Experts seem confident in attributing the strange color to nature's eccentricity.
"It's not typical, but it's not impossible," said Harold Cole, a warden with the Pennsylvania Game Commission who investigated the case.
The animal in question was apparently caught by one Percy Emert, a resident of central Pennsylvania, who said his wife and he lured the squirrel with the help of peanuts.
"At first I thought somebody around here was playing tricks," he said. Apparently, the family posted photographs of the animal in its cage on Facebook. The animal was then reportedly set free on Tuesday.
The pigmentation of the animal was cause for much debate, particularly after photographs appeared on AccuWeather's website. The purpl-coloured squirrel even has its own Facebook page, with 3,800 fans.
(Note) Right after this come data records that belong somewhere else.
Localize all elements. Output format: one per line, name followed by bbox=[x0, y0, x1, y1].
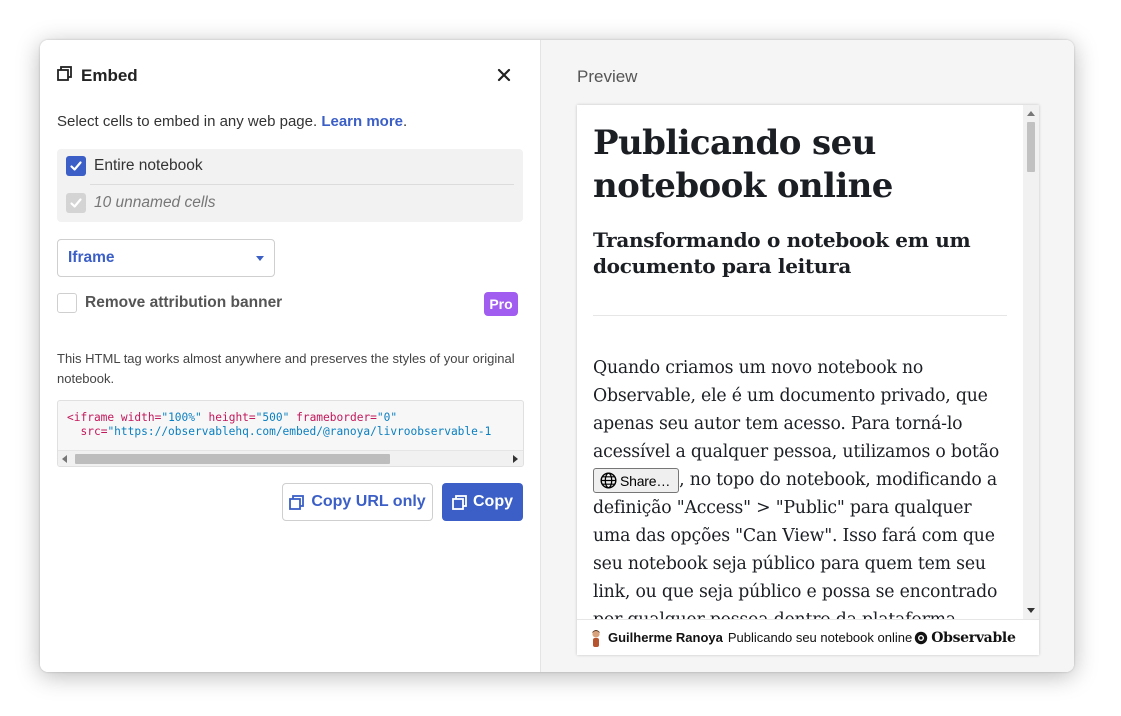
checkbox-unchecked-icon[interactable] bbox=[57, 293, 77, 313]
code-tag: <iframe bbox=[67, 411, 115, 424]
embed-code[interactable]: <iframe width="100%" height="500" frameb… bbox=[67, 411, 491, 439]
embed-icon bbox=[57, 66, 72, 86]
attribution-banner[interactable]: Guilherme Ranoya Publicando seu notebook… bbox=[577, 619, 1039, 655]
unnamed-cells-label: 10 unnamed cells bbox=[94, 194, 216, 211]
unnamed-cells-option: 10 unnamed cells bbox=[66, 193, 216, 213]
remove-attribution-option[interactable]: Remove attribution banner bbox=[57, 293, 282, 313]
intro-label: Select cells to embed in any web page. bbox=[57, 113, 318, 130]
caret-down-icon bbox=[256, 256, 264, 261]
code-attr-height: height= bbox=[208, 411, 256, 424]
share-button[interactable]: Share… bbox=[593, 468, 680, 493]
copy-button[interactable]: Copy bbox=[442, 483, 523, 521]
scrollbar-thumb[interactable] bbox=[1027, 122, 1035, 172]
notebook-paragraph: Quando criamos um novo notebook no Obser… bbox=[593, 354, 1013, 619]
embed-note: This HTML tag works almost anywhere and … bbox=[57, 351, 515, 386]
pro-badge: Pro bbox=[484, 292, 518, 316]
entire-notebook-label: Entire notebook bbox=[94, 157, 203, 174]
vertical-scrollbar[interactable] bbox=[1023, 105, 1039, 619]
scroll-right-icon[interactable] bbox=[513, 455, 518, 463]
intro-text: Select cells to embed in any web page. L… bbox=[57, 113, 407, 130]
paragraph-text-start: Quando criamos um novo notebook no Obser… bbox=[593, 358, 1000, 462]
copy-icon bbox=[452, 494, 467, 510]
divider bbox=[593, 315, 1007, 316]
copy-label: Copy bbox=[473, 493, 513, 510]
code-attr-width: width= bbox=[120, 411, 162, 424]
code-attr-src: src= bbox=[80, 425, 108, 438]
embed-format-select[interactable]: Iframe bbox=[57, 239, 275, 277]
copy-url-button[interactable]: Copy URL only bbox=[282, 483, 433, 521]
observable-brand-text: Observable bbox=[931, 629, 1016, 646]
banner-notebook-title: Publicando seu notebook online bbox=[727, 630, 913, 645]
notebook-subtitle: Transformando o notebook em um documento… bbox=[593, 228, 971, 278]
horizontal-scrollbar[interactable] bbox=[58, 450, 523, 466]
copy-icon bbox=[289, 494, 305, 510]
dialog-header: Embed bbox=[57, 66, 138, 86]
scroll-down-icon[interactable] bbox=[1027, 608, 1035, 613]
close-icon[interactable] bbox=[495, 66, 513, 84]
code-val-frameborder: "0" bbox=[376, 411, 398, 424]
avatar bbox=[592, 629, 600, 647]
scroll-left-icon[interactable] bbox=[62, 455, 67, 463]
embed-dialog: Embed Select cells to embed in any web p… bbox=[40, 40, 1074, 672]
scroll-up-icon[interactable] bbox=[1027, 111, 1035, 116]
divider bbox=[90, 184, 514, 185]
embed-settings-panel: Embed Select cells to embed in any web p… bbox=[40, 40, 540, 672]
learn-more-link[interactable]: Learn more bbox=[321, 113, 403, 130]
preview-label: Preview bbox=[577, 67, 638, 86]
cell-selection-box: Entire notebook 10 unnamed cells bbox=[57, 149, 523, 222]
format-select-value: Iframe bbox=[68, 249, 115, 266]
share-button-label: Share… bbox=[620, 472, 671, 489]
remove-attribution-label: Remove attribution banner bbox=[85, 294, 283, 311]
notebook-title: Publicando seu notebook online bbox=[593, 123, 893, 206]
copy-url-label: Copy URL only bbox=[311, 493, 426, 510]
preview-content: Publicando seu notebook online Transform… bbox=[593, 105, 1013, 619]
dialog-title: Embed bbox=[81, 66, 138, 85]
preview-frame[interactable]: Publicando seu notebook online Transform… bbox=[577, 105, 1039, 655]
code-val-height: "500" bbox=[255, 411, 290, 424]
code-val-width: "100%" bbox=[161, 411, 202, 424]
entire-notebook-option[interactable]: Entire notebook bbox=[66, 156, 203, 176]
code-attr-frameborder: frameborder= bbox=[296, 411, 377, 424]
embed-code-box[interactable]: <iframe width="100%" height="500" frameb… bbox=[57, 400, 524, 467]
observable-logo-icon bbox=[914, 631, 928, 644]
banner-author: Guilherme Ranoya bbox=[608, 630, 723, 645]
code-val-src: "https://observablehq.com/embed/@ranoya/… bbox=[107, 425, 492, 438]
checkbox-checked-icon[interactable] bbox=[66, 156, 86, 176]
observable-logo: Observable bbox=[914, 629, 1016, 646]
scrollbar-thumb[interactable] bbox=[75, 454, 390, 464]
checkbox-disabled-icon bbox=[66, 193, 86, 213]
intro-period: . bbox=[403, 113, 408, 130]
preview-panel: Preview Publicando seu notebook online T… bbox=[540, 40, 1074, 672]
globe-icon bbox=[600, 472, 617, 489]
Animal welfare organizations might well be proud of the mystery animal's potential influence on the social network.
After the animal was released, trace fur samples and tail trimmings were handed over to Cole, an animal expert, who insisted they could be valuable assets for lab analysis.
"The squirrel looks healthy in the picture there, except that he doesn't want to be in that cage," he said, hinting that it didn't pose any threat and appeared to be alright. Cole came to the conclusion that it was unlikely the Emerts dyed the animal, although it was possible that someone had colored it as a mark of identity to help tracking it.
"The purple coloration, from the purple I saw...it looked to me like this animal had come in contact with something with its fur and dyed its fur," Pittsburgh Zoo curator Henry Kacprzyk told the AP.
In a Daily Mail report, Krish Pillai, a professor at Lock Haven University of Pennsylvania, had a more sinister explanation for the colour of the squirrel's coat.
Pointing out the animal seemed to be coloured "Tyrian purple", an organobromine compound usually found in molluscs, he said the situation was "not good at all" and suggested that the squirrel had "too much bromide in its system".
According to Cole's analysis, the squirrel might have ingested something or eaten local pokeberries that lent a purple tinge to its fur or may have been exposed to some industrial compound or consumed food containing purple pigment. He further cited the example of flamingos, which got their colour (pink or orange) from the food they eat.